Assessing the perspectives of healthcare providers who facilitate the empowerment of young persons would also be of interest. It has been suggested that the healthcare providers’ own level of empowerment could affect the patient–health-care provider relationship. Hence, evaluating the work environment of those responsible for the transition process could be a way of indirectly increasing the level of empowerment of young persons.

2.6 Key Advice/Points

  • Goal setting and the shared management model are some of the strategies that nurses can use to empower young persons.

  • Nurses need to feel empowered themselves in order to promote young persons to have a more active role with the management of their long-term conditions.

  • The parents’ role needs to be acknowledged and they have to be supported in relinquishing responsibility and assuming a supportive role.

  • Knowledge and skills are essential components of any empowering intervention, without which young persons cannot assume more responsibility.

  • Person-centered care is a philosophy that places the patients and their lived experiences in the center of the care process.

2.7 Conclusion

Evidence on patient empowerment shows it is an outcome leading to actively engaged patients in the care process. Moreover, it has been associated with relevant clinical outcomes, which entails that its effects can have long-term benefits in health. During transition, empowerment assists with the acquisition of developmental competencies that young persons need to manage adulthood and feel capable of navigating the adult healthcare system. These achievements facilitate young persons with developing self-management skills, autonomy, and self-awareness. These skills eventually may lead to behavioral changes that ultimately are expected to have effects on clinical outcomes and developmental outcomes of adulthood.

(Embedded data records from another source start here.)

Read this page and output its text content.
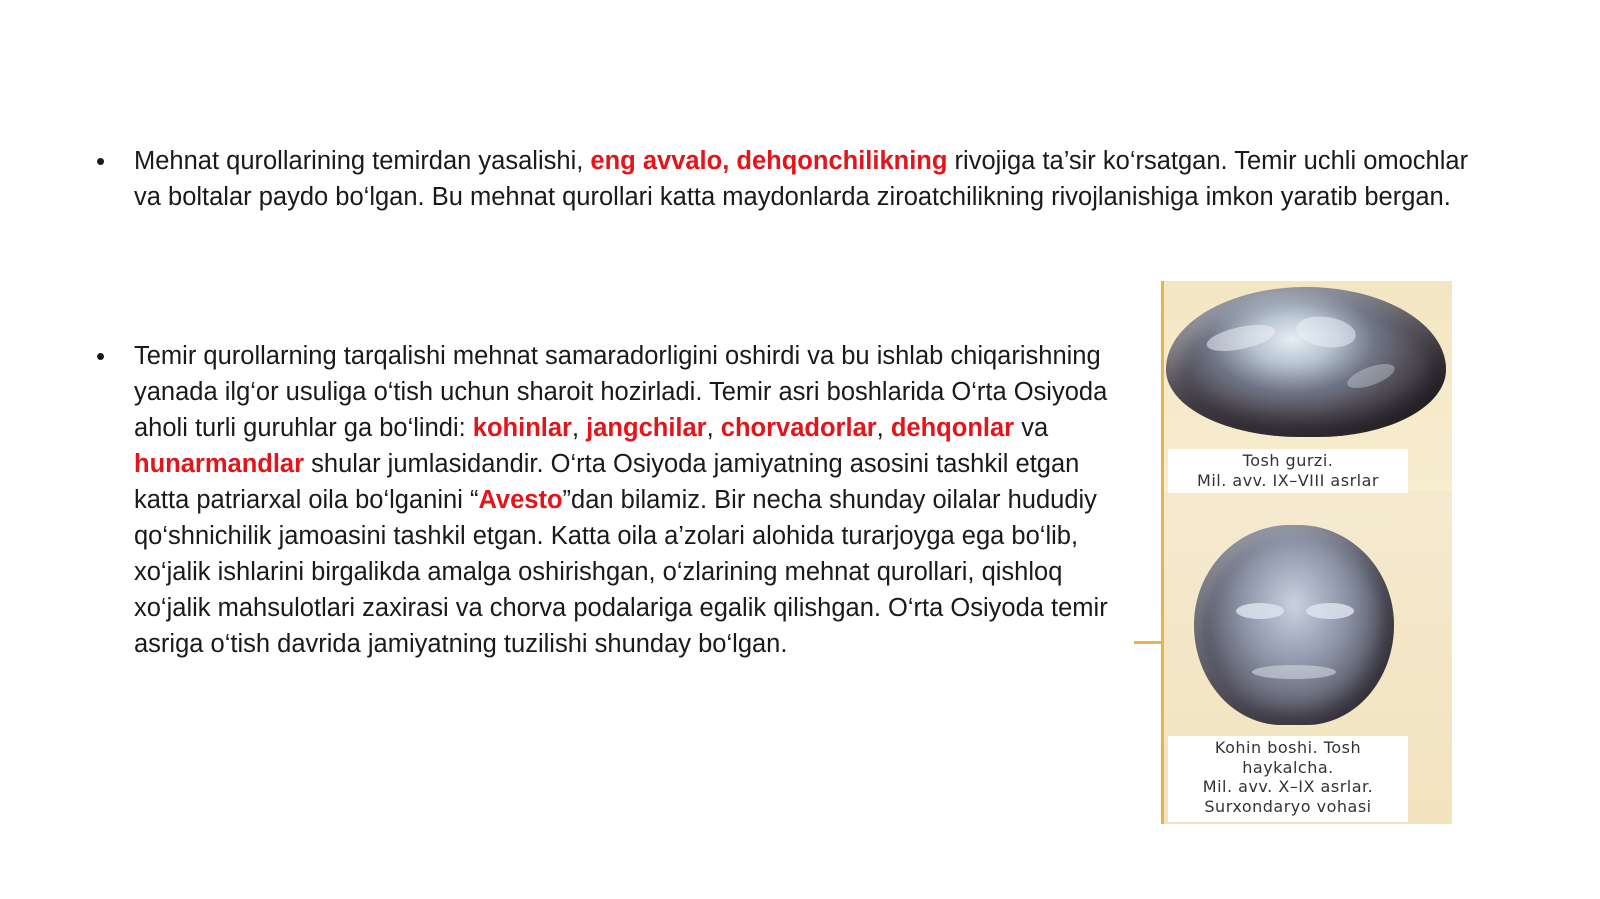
•	Mehnat qurollarining temirdan yasalishi, eng avvalo, dehqonchilikning rivojiga ta’sir ko‘rsatgan. Temir uchli omochlar va boltalar paydo bo‘lgan. Bu mehnat qurollari katta maydonlarda ziroatchilikning rivojlanishiga imkon yaratib bergan.
•	Temir qurollarning tarqalishi mehnat samaradorligini oshirdi va bu ishlab chiqarishning yanada ilg‘or usuliga o‘tish uchun sharoit hozirladi. Temir asri boshlarida O‘rta Osiyoda aholi turli guruhlar ga bo‘lindi: kohinlar, jangchilar, chorvadorlar, dehqonlar va hunarmandlar shular jumlasidandir. O‘rta Osiyoda jamiyatning asosini tashkil etgan katta patriarxal oila bo‘lganini “Avesto”dan bilamiz. Bir necha shunday oilalar hududiy qo‘shnichilik jamoasini tashkil etgan. Katta oila a’zolari alohida turarjoyga ega bo‘lib, xo‘jalik ishlarini birgalikda amalga oshirishgan, o‘zlarining mehnat qurollari, qishloq xo‘jalik mahsulotlari zaxirasi va chorva podalariga egalik qilishgan. O‘rta Osiyoda temir asriga o‘tish davrida jamiyatning tuzilishi shunday bo‘lgan.
Tosh gurzi.
Mil. avv. IX–VIII asrlar
Kohin boshi. Tosh
haykalcha.
Mil. avv. X–IX asrlar.
Surxondaryo vohasi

In order to achieve patient empowerment, nurses need to be aware of the empowerment process. This entails nurses being acquainted with the attributes and assumptions associated with this construct. Nurses need to be aware of their care philosophy, the role they assign patients during care and their teaching and learning capacities. In the process of empowering young persons, it is important to remember that this is an iterative process, which means that young persons may go back and forth, while adjusting to their new role and tasks that are required from them. Furthermore, throughout the transition process, parents have a fundamental role and their own specific needs should be acknowledged in order to facilitate the empowerment of their adolescents.

2.8 Useful Resources

  • https://www.canchild.ca/en/research-in-practice/transitions

    • Research on the transition of adolescents with disabilities can be found in this website.

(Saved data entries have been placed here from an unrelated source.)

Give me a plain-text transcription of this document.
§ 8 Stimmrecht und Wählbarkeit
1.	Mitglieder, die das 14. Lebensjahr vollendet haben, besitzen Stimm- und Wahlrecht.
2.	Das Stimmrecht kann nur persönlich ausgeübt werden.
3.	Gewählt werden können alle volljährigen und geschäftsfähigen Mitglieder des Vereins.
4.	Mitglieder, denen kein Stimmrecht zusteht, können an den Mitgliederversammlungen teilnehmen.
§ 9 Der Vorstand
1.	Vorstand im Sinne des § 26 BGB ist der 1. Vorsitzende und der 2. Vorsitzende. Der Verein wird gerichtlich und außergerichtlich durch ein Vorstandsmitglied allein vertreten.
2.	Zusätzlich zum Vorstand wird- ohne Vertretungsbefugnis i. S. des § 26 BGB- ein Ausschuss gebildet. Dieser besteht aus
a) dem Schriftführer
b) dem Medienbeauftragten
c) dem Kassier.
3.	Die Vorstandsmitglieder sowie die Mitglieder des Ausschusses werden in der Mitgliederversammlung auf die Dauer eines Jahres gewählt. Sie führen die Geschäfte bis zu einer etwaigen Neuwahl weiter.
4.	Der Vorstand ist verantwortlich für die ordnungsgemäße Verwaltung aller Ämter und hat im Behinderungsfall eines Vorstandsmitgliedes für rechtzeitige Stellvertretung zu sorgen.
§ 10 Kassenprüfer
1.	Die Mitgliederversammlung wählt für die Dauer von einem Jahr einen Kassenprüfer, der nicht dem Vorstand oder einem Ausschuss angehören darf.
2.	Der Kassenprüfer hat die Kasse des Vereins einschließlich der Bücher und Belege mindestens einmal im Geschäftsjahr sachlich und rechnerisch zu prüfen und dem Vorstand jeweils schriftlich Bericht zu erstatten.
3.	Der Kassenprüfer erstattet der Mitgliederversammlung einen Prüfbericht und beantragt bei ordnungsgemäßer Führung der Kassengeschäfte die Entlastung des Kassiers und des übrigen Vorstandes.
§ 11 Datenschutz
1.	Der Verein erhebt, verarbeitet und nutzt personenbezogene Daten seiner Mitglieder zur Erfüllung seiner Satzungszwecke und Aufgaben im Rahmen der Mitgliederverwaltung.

  • https://www.gottransition.org/

    • This website is a collaboration between the Maternal and Child Health Bureau and The National Alliance to Advance Adolescent Health. They aim to improve transition through the use of innovative strategies for health professionals and youth and families. Among the resources found here are the six core elements of healthcare transition and associated tools with every element.

  • http://www.sickkids.ca/Good2Go/index.html

    • Different transition tools such as information sheets and other transition-related websites can be found here. One of the tools describe in the website includes the “My Health 3 Sentence Summary” that provides practical approaches that adolescents can use during transition.

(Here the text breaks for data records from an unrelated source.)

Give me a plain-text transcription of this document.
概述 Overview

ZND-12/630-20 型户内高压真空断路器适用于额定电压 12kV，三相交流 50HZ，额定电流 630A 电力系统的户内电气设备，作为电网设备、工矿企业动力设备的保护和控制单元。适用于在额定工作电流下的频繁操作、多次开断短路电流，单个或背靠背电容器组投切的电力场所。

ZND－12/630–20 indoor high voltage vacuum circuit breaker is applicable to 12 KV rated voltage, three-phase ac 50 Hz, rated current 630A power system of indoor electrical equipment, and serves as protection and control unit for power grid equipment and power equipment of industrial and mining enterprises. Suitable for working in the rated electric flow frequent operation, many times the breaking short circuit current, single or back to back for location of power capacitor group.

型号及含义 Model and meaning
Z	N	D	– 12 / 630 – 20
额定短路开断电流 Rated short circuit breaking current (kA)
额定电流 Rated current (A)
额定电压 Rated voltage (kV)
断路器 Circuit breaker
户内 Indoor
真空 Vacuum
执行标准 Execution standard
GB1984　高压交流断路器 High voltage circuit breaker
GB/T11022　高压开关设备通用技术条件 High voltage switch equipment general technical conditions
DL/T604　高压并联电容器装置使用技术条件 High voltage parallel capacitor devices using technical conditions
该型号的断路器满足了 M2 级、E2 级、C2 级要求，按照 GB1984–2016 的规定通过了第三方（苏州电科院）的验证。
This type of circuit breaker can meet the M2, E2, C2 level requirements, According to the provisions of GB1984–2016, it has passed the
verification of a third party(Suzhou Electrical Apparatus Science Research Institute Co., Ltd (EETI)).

  • http://www.stepstones-project.org/en/

    • Information regarding the STEPSTONES (Swedish Transition Effects Project Supporting Teeangers with chrONic mEdical conditionS) project is provided in this website. This project aims to develop and evaluate the effectiveness of transition programs to support teenagers with medical conditions in their transition to adulthood, and their transfer to adult care in Sweden.

  • http://www.uhs.nhs.uk/OurServices/Childhealth/TransitiontoadultcareReadySteadyGo/Transitiontoadultcare.aspx

    • This website describes the “Ready Steady Go” transition program implemented in some hospitals in the United Kingdom.